Ein Beispiel, wie der Mindestlohn umgangen wird, erleben wir leider häufiger in Bäckereien und Backshops, wo etwa die für die Ladenöffnung am Morgen zu treffenden Vorbereitungen, also zum Beispiel das Bestücken der Regale, einfach nicht bezahlt wird. Bezahlt wird nur die Zeit, die der Laden geöffnet und für Kunden zugänglich ist. Vor- und Nacharbeiten sollen die Beschäftigten umsonst erledigen. So werden dann die Mehrkosten durch den Mindestlohn auf die Beschäftigten abgewälzt – rechtens ist das natürlich nicht.  

Gibt es aus Sicht der NGG am Gesetz etwas zu verbessern?

Noch sieht das Gesetz zu viele Ausnahmen vor – sind also zu viele Menschen vom Mindestlohn ausgenommen. Insbesondere ist unverständlich, warum gerade Langzeitarbeitslose nicht vom Mindestlohn profitieren sollen. Es gilt aber jetzt vor allem dafür zu sorgen, dass das bestehende Gesetz nicht weiter aufgeweicht wird. Die aktuellen Arbeitsmarktzahlen belegen klar, dass der Mindestlohn eben nicht zu massenhaften Jobverlusten führt. Es gibt also überhaupt keinen Grund, den Mindestlohn durch weitere Ausnahmen zu schwächen oder etwa dadurch auszuhöhlen, dass man die Pflicht zur Dokumentation der Arbeitszeiten streicht. Diejenigen, die jetzt den angeblich viel zu hohen bürokratischen Aufwand  beklagen, gehören zu denen, die vor dem Mindestlohn mit einem massiven Anstieg der Arbeitslosenquote gedroht haben. Sie lagen damit falsch – der Mindestlohn hat bisher keine Jobs gekostet – und sie liegen wieder falsch – es gibt kein Bürokratiemonster.  

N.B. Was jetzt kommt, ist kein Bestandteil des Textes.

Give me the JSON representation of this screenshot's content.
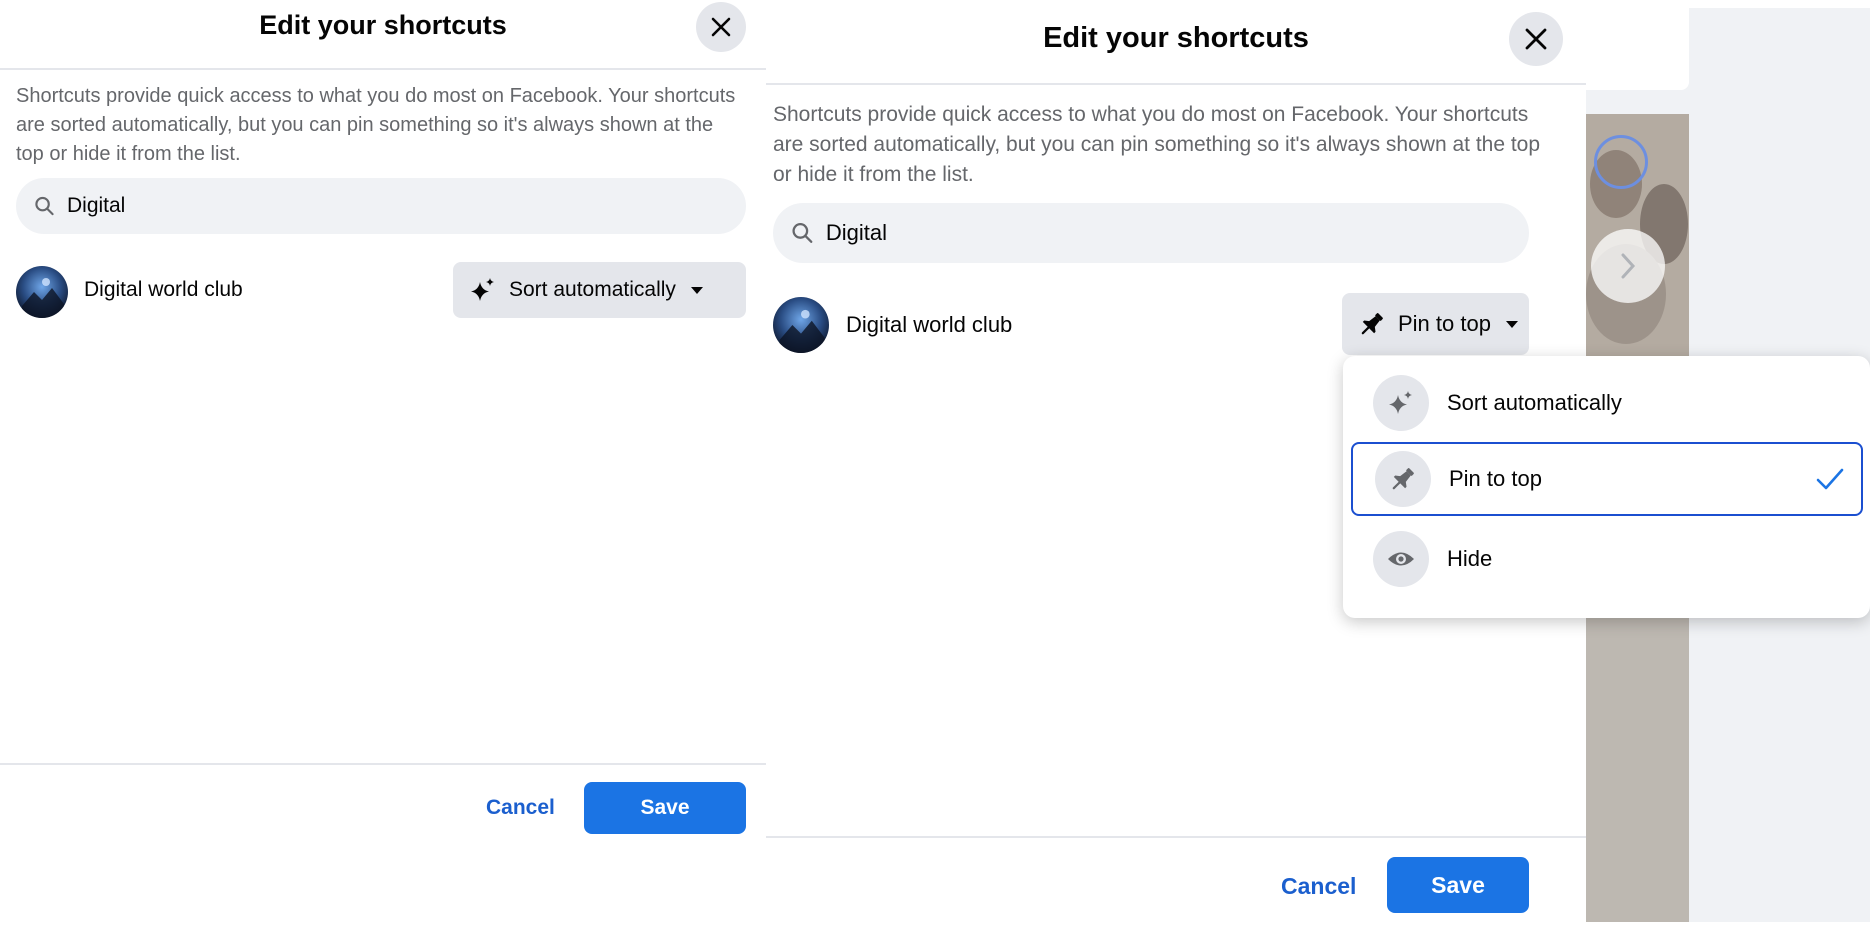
{
  "left": {
    "title": "Edit your shortcuts",
    "description": "Shortcuts provide quick access to what you do most on Facebook. Your shortcuts are sorted automatically, but you can pin something so it's always shown at the top or hide it from the list.",
    "search_value": "Digital",
    "item_name": "Digital world club",
    "mode_label": "Sort automatically",
    "cancel_label": "Cancel",
    "save_label": "Save"
  },
  "right": {
    "title": "Edit your shortcuts",
    "description": "Shortcuts provide quick access to what you do most on Facebook. Your shortcuts are sorted automatically, but you can pin something so it's always shown at the top or hide it from the list.",
    "search_value": "Digital",
    "item_name": "Digital world club",
    "mode_label": "Pin to top",
    "cancel_label": "Cancel",
    "save_label": "Save",
    "menu": [
      {
        "label": "Sort automatically",
        "icon": "sparkle-icon",
        "selected": false
      },
      {
        "label": "Pin to top",
        "icon": "pin-icon",
        "selected": true
      },
      {
        "label": "Hide",
        "icon": "eye-icon",
        "selected": false
      }
    ]
  },
  "colors": {
    "accent": "#1b74e4",
    "link": "#1b5fce",
    "selected_border": "#1b4fd0",
    "button_bg": "#e4e6eb",
    "search_bg": "#f0f2f5"
  }
}
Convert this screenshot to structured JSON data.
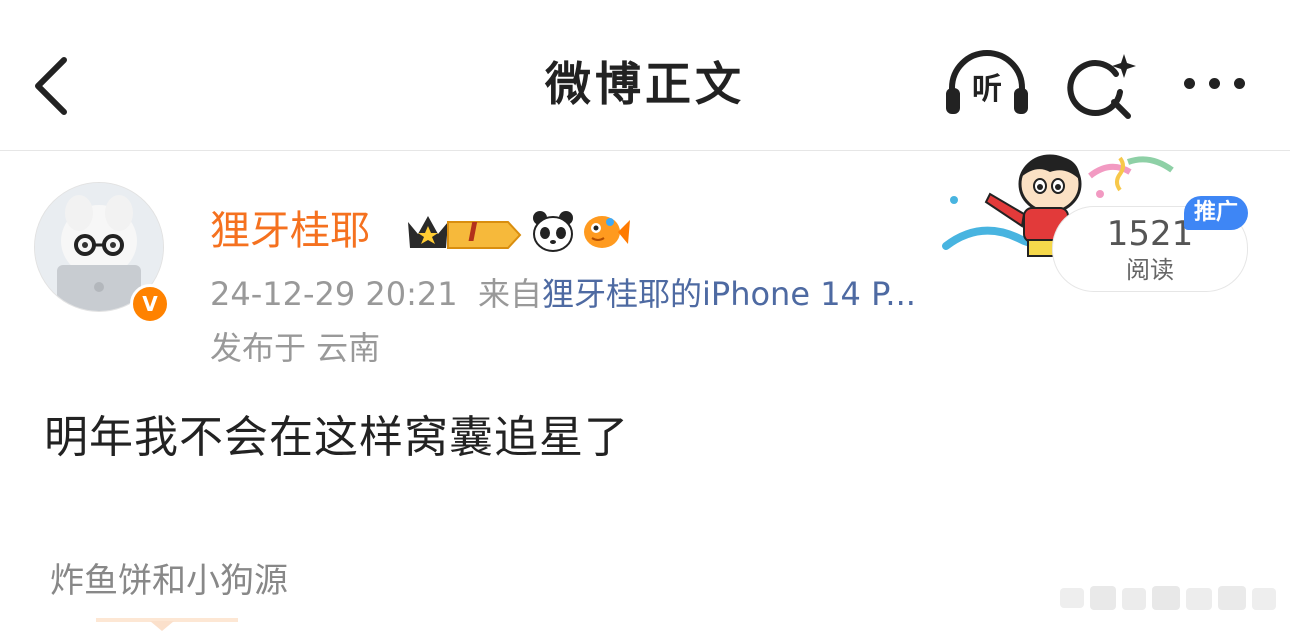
{
  "nav": {
    "title": "微博正文",
    "back_icon": "chevron-left-icon",
    "listen_label": "听",
    "search_icon": "search-sparkle-icon",
    "more_icon": "more-horizontal-icon"
  },
  "post": {
    "author": "狸牙桂耶",
    "verified_badge": "V",
    "member_badge_level": "I",
    "timestamp": "24-12-29 20:21",
    "source_prefix": "来自",
    "source": "狸牙桂耶的iPhone 14 P...",
    "location": "发布于 云南",
    "text": "明年我不会在这样窝囊追星了",
    "tag": "炸鱼饼和小狗源"
  },
  "ad": {
    "read_count": "1521",
    "read_label": "阅读",
    "promo_label": "推广"
  },
  "colors": {
    "username": "#f5711f",
    "source_link": "#4e6aa2",
    "verified": "#ff8200",
    "promo": "#3e86f5"
  }
}
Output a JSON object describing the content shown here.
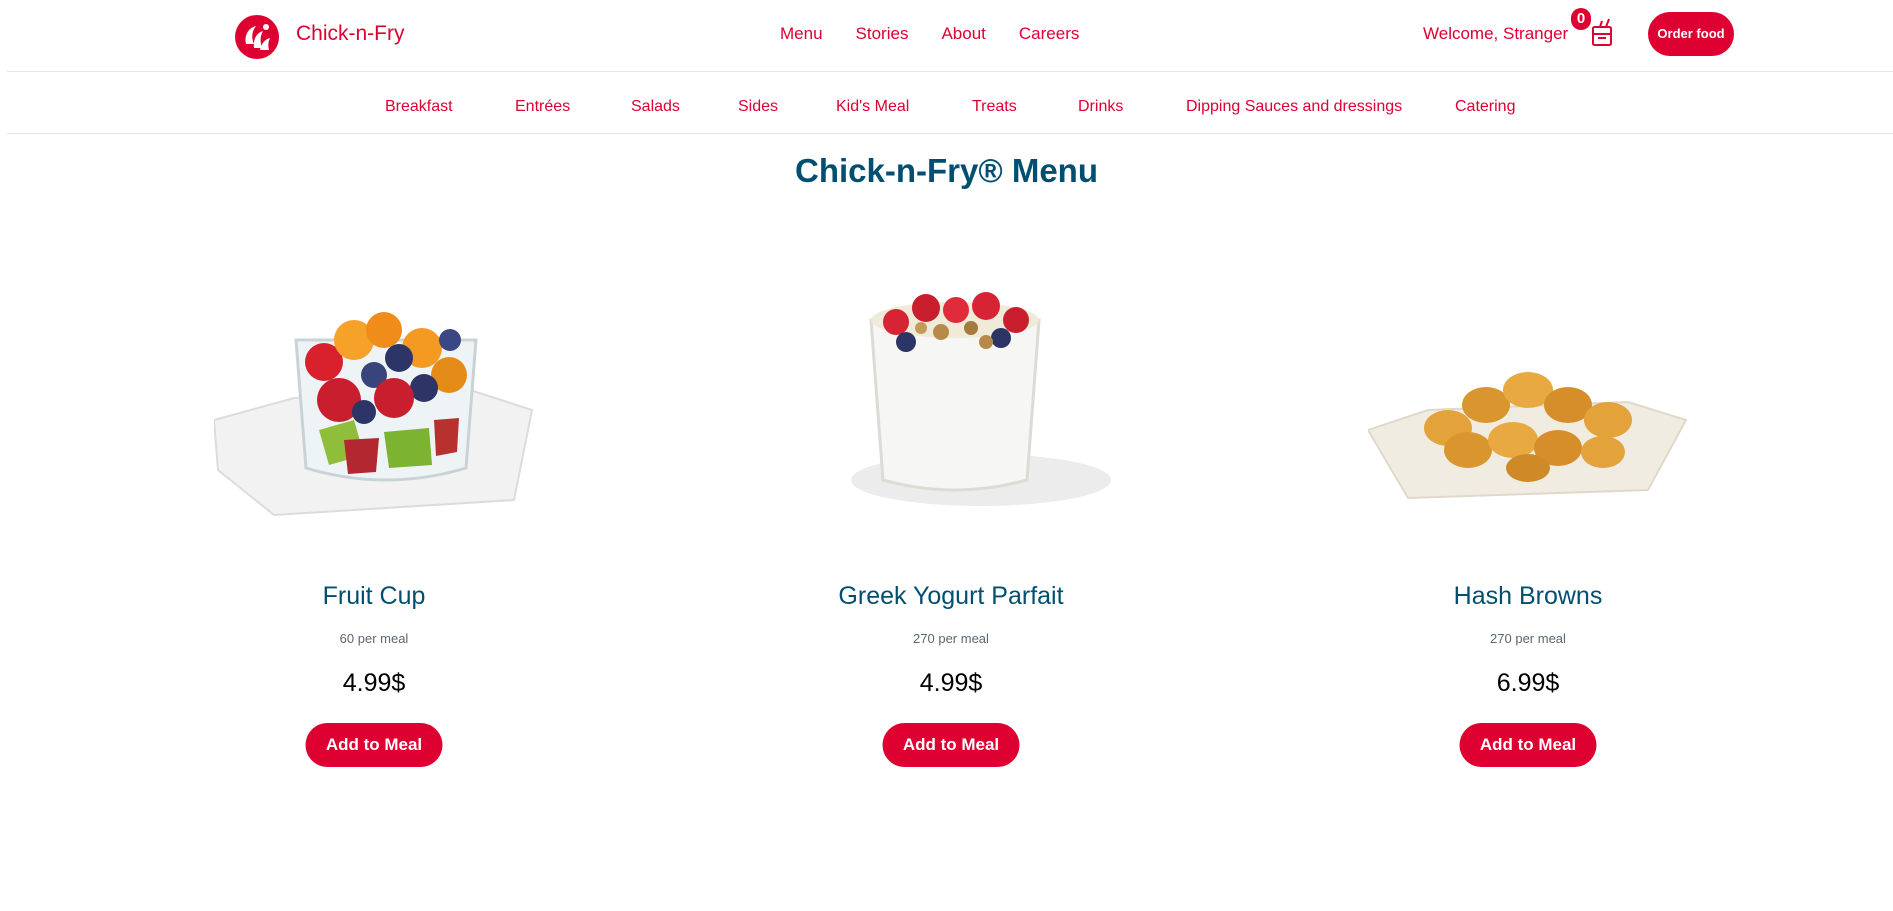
{
  "brand": {
    "name": "Chick-n-Fry",
    "accent_color": "#dd0031",
    "title_color": "#004f71"
  },
  "header": {
    "nav": [
      "Menu",
      "Stories",
      "About",
      "Careers"
    ],
    "welcome": "Welcome, Stranger",
    "cart_count": "0",
    "cart_icon": "food-bag-icon",
    "order_button": "Order food"
  },
  "categories": [
    "Breakfast",
    "Entrées",
    "Salads",
    "Sides",
    "Kid's Meal",
    "Treats",
    "Drinks",
    "Dipping Sauces and dressings",
    "Catering"
  ],
  "page_title": "Chick-n-Fry® Menu",
  "items": [
    {
      "name": "Fruit Cup",
      "calories": "60 per meal",
      "price": "4.99$",
      "button": "Add to Meal",
      "image": "fruit-cup-image"
    },
    {
      "name": "Greek Yogurt Parfait",
      "calories": "270 per meal",
      "price": "4.99$",
      "button": "Add to Meal",
      "image": "yogurt-parfait-image"
    },
    {
      "name": "Hash Browns",
      "calories": "270 per meal",
      "price": "6.99$",
      "button": "Add to Meal",
      "image": "hash-browns-image"
    }
  ]
}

Hat die NGG schon Erkenntnisse, dass Preise in Hotels, Gaststätten, Bäckereien oder Fleischereien in Folge des Mindestlohns gestiegen sind?  

Es hat sicherlich in einigen Betrieben Preisanpassungen im Zusammenhang mit dem Mindestlohn gegeben. Für generelle Aussagen über die Preisentwicklungen ist es aber nach 100 Tagen zu früh, denke ich. Grundsätzlich sollten wir als Kundinnen und Kunden bereit sein, etwas mehr für unsere Brötchen oder ein Glas Bier zu bezahlen, wenn damit sichergestellt ist, dass die Menschen, die für uns backen oder uns bewirten, durch einen Mindestlohn vor Dumpinglöhnen noch unter 8,50 Euro geschützt sind. Gute Arbeit muss uns auch etwas wert sein.